Hundreds of Turkish Cypriots took to the streets yesterday to protest against what they say is Turkey’s attempt to Islamise their secular culture.
According to this report, some 1,500 mostly young people blew whistles and raised their hands in front of Parliament in the Turkish Cypriot part of the ethnically divided island’s capital, Nicosia.
They were protesting against the creation of a “coordination committee” that will fund, oversee and approve all youth sport and cultural activities.
Protesters from some 80 groups spanning the political spectrum believe that the committee’s hidden agenda is to impose a more Islamic way of life by funding cultural and sporting projects that will include religious elements.
The committee is headed by a Turkish national who has been appointed by the Turkish government and is “all about religion” and instruction about the Koran, Ottoman customs and the Arabic language, Turkish Cypriot lawmaker Zeki Celer said.
Turkish Cypriots are more secular, we believe how we chose to believe and we don’t need any one to teach us how.
A Turkish invasion in 1974 following a coup aiming at union with Greece cleaved the island into a breakaway Turkish Cypriot north and an internationally recognised Greek Cypriot south.

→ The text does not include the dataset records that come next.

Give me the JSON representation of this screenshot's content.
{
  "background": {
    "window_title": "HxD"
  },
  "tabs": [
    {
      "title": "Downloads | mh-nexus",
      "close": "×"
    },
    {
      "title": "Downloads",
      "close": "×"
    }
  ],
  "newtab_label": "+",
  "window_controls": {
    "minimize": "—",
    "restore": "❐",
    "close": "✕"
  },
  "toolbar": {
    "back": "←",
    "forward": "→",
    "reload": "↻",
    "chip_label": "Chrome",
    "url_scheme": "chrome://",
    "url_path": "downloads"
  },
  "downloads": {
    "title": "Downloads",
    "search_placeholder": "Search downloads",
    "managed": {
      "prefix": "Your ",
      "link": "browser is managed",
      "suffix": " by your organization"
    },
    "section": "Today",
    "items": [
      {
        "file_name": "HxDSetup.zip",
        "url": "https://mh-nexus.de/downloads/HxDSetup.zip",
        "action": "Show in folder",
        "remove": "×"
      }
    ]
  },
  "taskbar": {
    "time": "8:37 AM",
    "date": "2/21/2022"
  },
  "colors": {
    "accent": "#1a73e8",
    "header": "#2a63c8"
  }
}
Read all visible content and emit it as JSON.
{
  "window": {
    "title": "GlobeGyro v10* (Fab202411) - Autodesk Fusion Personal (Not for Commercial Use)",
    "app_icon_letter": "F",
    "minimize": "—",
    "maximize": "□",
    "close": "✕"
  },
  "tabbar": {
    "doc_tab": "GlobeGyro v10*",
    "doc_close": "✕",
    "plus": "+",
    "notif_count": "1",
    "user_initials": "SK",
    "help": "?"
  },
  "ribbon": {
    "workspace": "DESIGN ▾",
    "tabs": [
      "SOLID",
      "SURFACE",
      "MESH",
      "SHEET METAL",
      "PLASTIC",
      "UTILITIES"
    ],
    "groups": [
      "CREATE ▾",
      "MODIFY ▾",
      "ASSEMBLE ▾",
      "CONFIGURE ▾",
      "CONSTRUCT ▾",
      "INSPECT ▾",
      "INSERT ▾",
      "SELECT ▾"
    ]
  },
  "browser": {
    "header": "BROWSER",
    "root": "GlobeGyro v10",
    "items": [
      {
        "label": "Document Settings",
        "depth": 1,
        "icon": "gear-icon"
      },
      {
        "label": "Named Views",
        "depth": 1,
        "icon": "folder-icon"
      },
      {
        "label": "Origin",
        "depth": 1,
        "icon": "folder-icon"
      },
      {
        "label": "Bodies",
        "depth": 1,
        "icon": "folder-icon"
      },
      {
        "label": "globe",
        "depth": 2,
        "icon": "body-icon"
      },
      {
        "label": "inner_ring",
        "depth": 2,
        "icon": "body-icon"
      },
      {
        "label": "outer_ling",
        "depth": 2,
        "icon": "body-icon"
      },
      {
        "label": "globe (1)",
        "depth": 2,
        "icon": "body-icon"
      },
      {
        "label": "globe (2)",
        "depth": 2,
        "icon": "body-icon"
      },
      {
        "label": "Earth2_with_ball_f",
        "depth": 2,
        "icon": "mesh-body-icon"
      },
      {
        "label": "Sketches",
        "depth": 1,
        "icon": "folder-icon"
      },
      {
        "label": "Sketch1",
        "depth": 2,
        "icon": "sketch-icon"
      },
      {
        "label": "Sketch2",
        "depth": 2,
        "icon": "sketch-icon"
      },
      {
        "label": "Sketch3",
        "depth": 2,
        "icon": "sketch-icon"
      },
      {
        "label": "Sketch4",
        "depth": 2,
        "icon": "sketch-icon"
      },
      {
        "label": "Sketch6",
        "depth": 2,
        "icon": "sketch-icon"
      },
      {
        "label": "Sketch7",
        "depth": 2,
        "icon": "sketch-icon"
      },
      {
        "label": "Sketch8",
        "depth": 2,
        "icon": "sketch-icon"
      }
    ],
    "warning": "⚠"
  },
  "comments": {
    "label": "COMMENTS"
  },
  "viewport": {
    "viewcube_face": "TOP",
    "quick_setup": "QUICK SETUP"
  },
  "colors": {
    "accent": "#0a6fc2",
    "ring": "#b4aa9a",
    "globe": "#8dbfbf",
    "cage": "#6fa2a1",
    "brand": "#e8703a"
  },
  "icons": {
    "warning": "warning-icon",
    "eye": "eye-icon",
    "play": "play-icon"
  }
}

Only Turkey recognizes a Turkish Cypriot declaration of independence and maintains more than 35,000 troops in the north.
Cypriot President Nicos Anastasiades, a Greek Cypriot, and Turkish Cypriot leader Mustafa Akinci are locked in complex negotiations aimed at reunifying the island as a federation.
Some Turkish Cypriots have voiced concern over what they perceive as Turkish President Recep Tayyip Erdogan’s more authoritarian line in the wake of last month’s coup that aimed to oust him.